Когда Павел появился на пороге столовой, гости встали, и он обошел их, каждому протягивая руку для поцелуя. Едва дождавшись конца этой церемонии, Сумароков вернулся к прерванной беседе:
– Ах, если бы его со мною не ссорили и следовал бы он моим советам!
Павел догадался, что Александр Петрович говорит о Ломоносове, как уже не раз делывал это.
– Правда, не был бы он и тогда столько расторопен, сколько от искусного стопослагателя требуется, но был бы гораздо исправнее. А способности к поэзии, – хотя только в оде выраженной, – имеет он весьма много. Вся слава Ломоносова как поэта в одних его одах состоит, а прочие его стихотворные сочинения и посредственного в нем поэта не показывают.
– Как? – в изумлении переспросил Порошин. – Не показывают в нем поэта «Разговор с Анакреоном» или письмо о пользе стекла? Быть того не может, Александр Петрович!

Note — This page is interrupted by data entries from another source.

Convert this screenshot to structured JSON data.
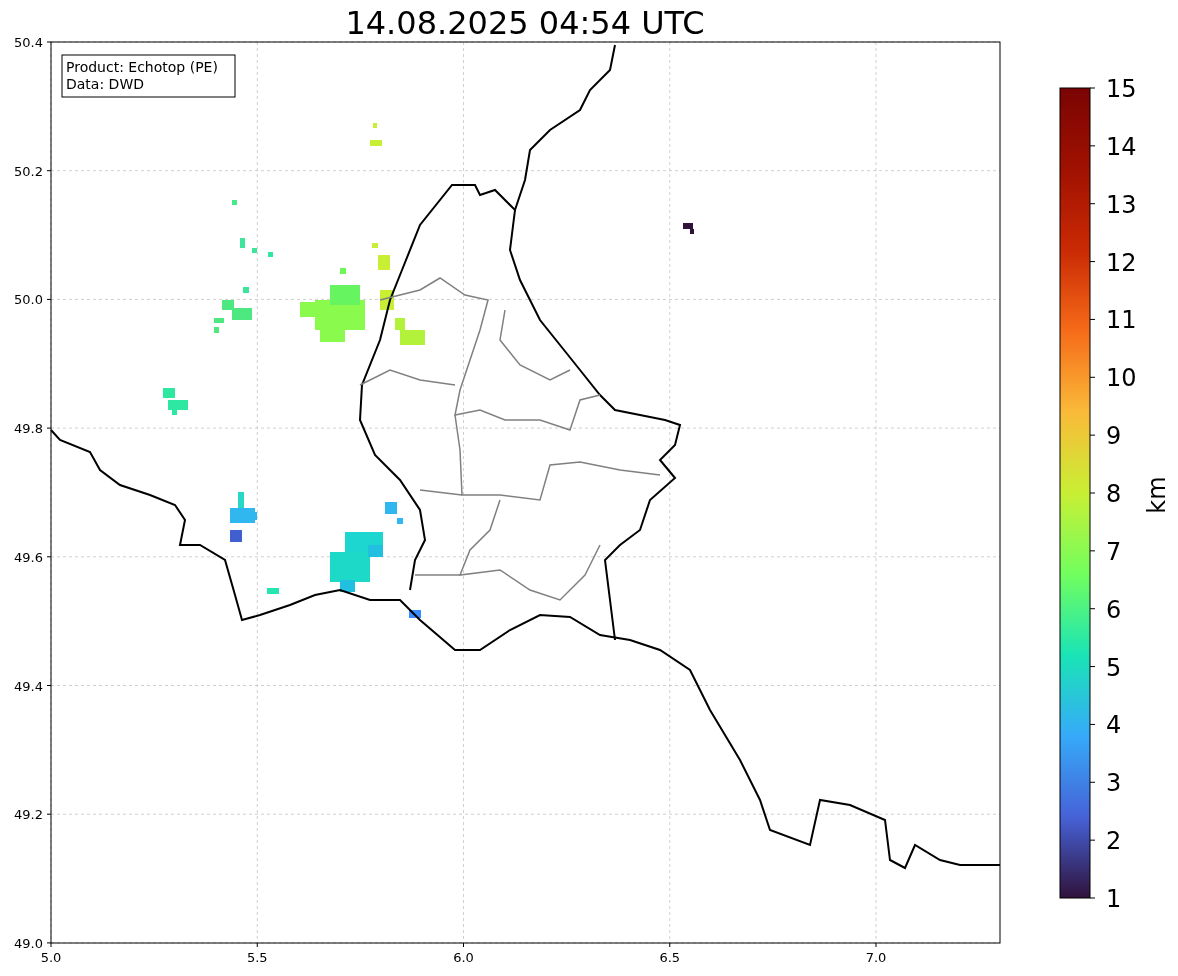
{
  "title": "14.08.2025 04:54 UTC",
  "info_box": [
    "Product: Echotop (PE)",
    "Data: DWD"
  ],
  "x_ticks": [
    "5.0",
    "5.5",
    "6.0",
    "6.5",
    "7.0"
  ],
  "y_ticks": [
    "50.4",
    "50.2",
    "50.0",
    "49.8",
    "49.6",
    "49.4",
    "49.2",
    "49.0"
  ],
  "colorbar": {
    "label": "km",
    "ticks": [
      "15",
      "14",
      "13",
      "12",
      "11",
      "10",
      "9",
      "8",
      "7",
      "6",
      "5",
      "4",
      "3",
      "2",
      "1"
    ]
  }
}
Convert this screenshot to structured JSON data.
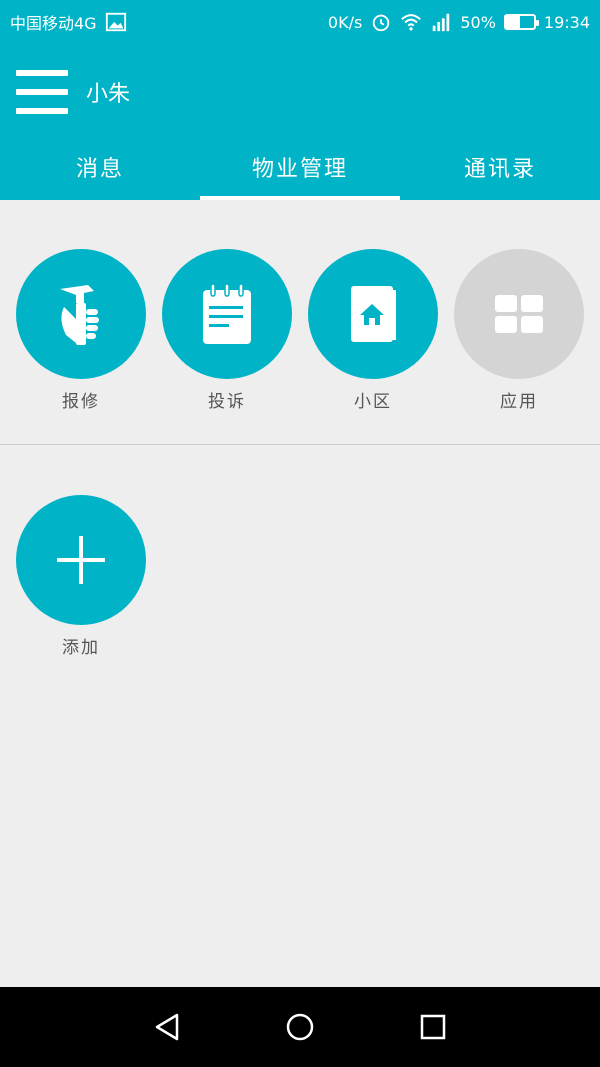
{
  "status_bar": {
    "carrier": "中国移动4G",
    "speed": "0K/s",
    "battery": "50%",
    "battery_level": 0.5,
    "time": "19:34"
  },
  "app_bar": {
    "title": "小朱",
    "tabs": [
      {
        "label": "消息",
        "active": false
      },
      {
        "label": "物业管理",
        "active": true
      },
      {
        "label": "通讯录",
        "active": false
      }
    ]
  },
  "grid": {
    "items": [
      {
        "label": "报修",
        "icon": "repair-hammer-icon"
      },
      {
        "label": "投诉",
        "icon": "notepad-icon"
      },
      {
        "label": "小区",
        "icon": "community-book-icon"
      },
      {
        "label": "应用",
        "icon": "apps-grid-icon"
      }
    ],
    "add": {
      "label": "添加",
      "icon": "plus-icon"
    }
  },
  "colors": {
    "primary": "#00b3c6",
    "background": "#eeeeee",
    "inactive_tile": "#d4d4d4"
  }
}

– Что ж, возьмите это письмо к господину Шувалову о стекле, – горячо воскликнул Сумароков, – и посмотрите на стих! Везде Ломоносов путает стопы! Надобно ямб и амфибрахий – он ставит дактиль и хорей, надобно ямб – он снова хорей и дактиль. Или вот изображение: «И чиста совесть рвет притворств гнилых завесу». Допустим, что стопы здесь исправны, зато ведь нет ни складу, ни ладу: стрв, тпри, рствгни… Как же выговорить это? Сыщется ли человек, который сей гнусный стих по содержанию и по составу похвалит?! И пускай кто-нибудь поищет в моих сочинениях такого стиха! Не найдет!
Сумароков перевел дух и, часто мигая, обвел глазами собеседников. Все молчали.
– Вы были в Академии художеств, ваше высочество, и видели инспектора Кювильи? – обратился Сумароков к великому князю. – Так знайте, что это такая бестия и такой невежа, какой другой нет в России.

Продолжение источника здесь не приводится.